Nuclear weapons, Iran, non-proliferation | Homeland Security Newswire

Iran dealIran nuclear deal close to clearing last hurdle as more Senate Democrats announce support

Published 2 September 2015

The nuclear deal between the P5+1 and Iran is about to clear the last political obstacle to its implementation after two more Senate Democrats announced they would support the deal. Their support means that the Obama administration is just one senator short of having the required 34 votes in the Senate to sustain a presidential veto, which will follow the rejection of the deal by the Republican majority in the chamber. The president may yet not need to use the veto at all. With the growing number of Democrats coming out to support the Iran deal, there is a possibility that the Republican majority in the Senate – at fifty-four Senators — may fall short of even passing a vote of disapproval: Sixty senators would be required bring debate to a close and pass the motion of disapproval, meaning that if forty-one Democrats come out in support of the deal, the president will not have to use the veto at all.

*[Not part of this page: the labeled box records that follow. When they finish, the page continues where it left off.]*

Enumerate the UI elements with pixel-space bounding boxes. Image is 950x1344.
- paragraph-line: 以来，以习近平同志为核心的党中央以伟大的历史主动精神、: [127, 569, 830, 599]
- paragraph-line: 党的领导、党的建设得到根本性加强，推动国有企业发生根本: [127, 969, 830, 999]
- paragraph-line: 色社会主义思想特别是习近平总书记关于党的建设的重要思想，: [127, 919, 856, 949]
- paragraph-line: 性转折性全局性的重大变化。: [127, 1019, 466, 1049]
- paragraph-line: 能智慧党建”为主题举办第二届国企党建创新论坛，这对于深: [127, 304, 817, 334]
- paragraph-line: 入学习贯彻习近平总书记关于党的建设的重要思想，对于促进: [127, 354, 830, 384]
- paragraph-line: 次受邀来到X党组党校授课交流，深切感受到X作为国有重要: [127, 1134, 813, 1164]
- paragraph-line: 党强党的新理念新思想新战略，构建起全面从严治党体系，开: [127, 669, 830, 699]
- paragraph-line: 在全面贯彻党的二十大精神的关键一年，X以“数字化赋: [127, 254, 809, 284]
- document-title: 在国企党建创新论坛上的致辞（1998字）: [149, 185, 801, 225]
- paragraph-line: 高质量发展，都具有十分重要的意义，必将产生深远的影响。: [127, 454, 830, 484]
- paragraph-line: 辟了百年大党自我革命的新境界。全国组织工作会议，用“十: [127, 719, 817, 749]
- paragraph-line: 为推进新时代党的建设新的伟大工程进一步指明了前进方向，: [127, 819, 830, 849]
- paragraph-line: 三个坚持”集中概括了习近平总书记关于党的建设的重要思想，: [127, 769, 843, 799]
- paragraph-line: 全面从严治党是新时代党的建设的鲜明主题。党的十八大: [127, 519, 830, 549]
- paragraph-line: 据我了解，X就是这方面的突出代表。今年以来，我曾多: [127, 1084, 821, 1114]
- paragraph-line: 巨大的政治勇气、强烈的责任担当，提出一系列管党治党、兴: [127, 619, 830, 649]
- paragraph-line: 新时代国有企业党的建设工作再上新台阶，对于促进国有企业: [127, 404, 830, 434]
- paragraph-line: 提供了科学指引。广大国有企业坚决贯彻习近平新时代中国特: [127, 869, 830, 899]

The nuclear deal between the P5+1 and Iran is about to clear the last political obstacle to its implementation after two more Senate Democrats announced they would support the deal. Their support means that the Obama administration is just one senator short of having enough votes in the Senate to sustain a presidential veto which will follow the rejection of the deal by the Republican majority in the chamber.

The Washington Post reports that Senator Bob Casey of Pennsylvania, who was viewed as a swing vote, on Tuesday became the 32nd Democrat to voice his support for the deal.

“I believe that this is better for our security and better for Israel’s security, without a doubt, short term and long term,” Casey told the Philadelphia Inquirer.

Casey’s support was not a sure thing, as he faced an intense, $1.3 million anti-deal advertising campaign on Philadelphia’s television networks in the past three months. Pro-deal groups also used TV ads to try and sway public opinion, but their campaign was dwarfed by that of opponents of the deal.

The decision to supporting the deal, Casey said, was “one of the most difficult decisions of my public career,” Casey said.

Senator Chris Coons of Delaware also announced his support for the deal on Tuesday – in a speech and in a Washington Post interview.

“I will support this agreement and vote against any measures to disapprove of it in Congress,” Coons said, after offering a long list of concerns he still had about the deal.

“It puts us on a known path of limiting Iran’s nuclear program for the next fifteen years with the full support of the international community. The alternative to me is a scenario of uncertainty and likely isolation.”

“I will support this agreement despite its flaws because it is the better strategy for the United States to lead a coalesced global community in containing the spread of nuclear weapons,” he added.

Earlier on Tuesday, Senator Ben Cardin of Maryland, the ranking Democrat on the Senate Foreign Relations Committee, said he was confident that by the weekend the White House would reach the key number of thirty-four senators, which is required to prevent Congress from overriding a presidential veto.

“The numbers in Congress are looking pretty close to favoring the president,” he told students at Johns Hopkins University.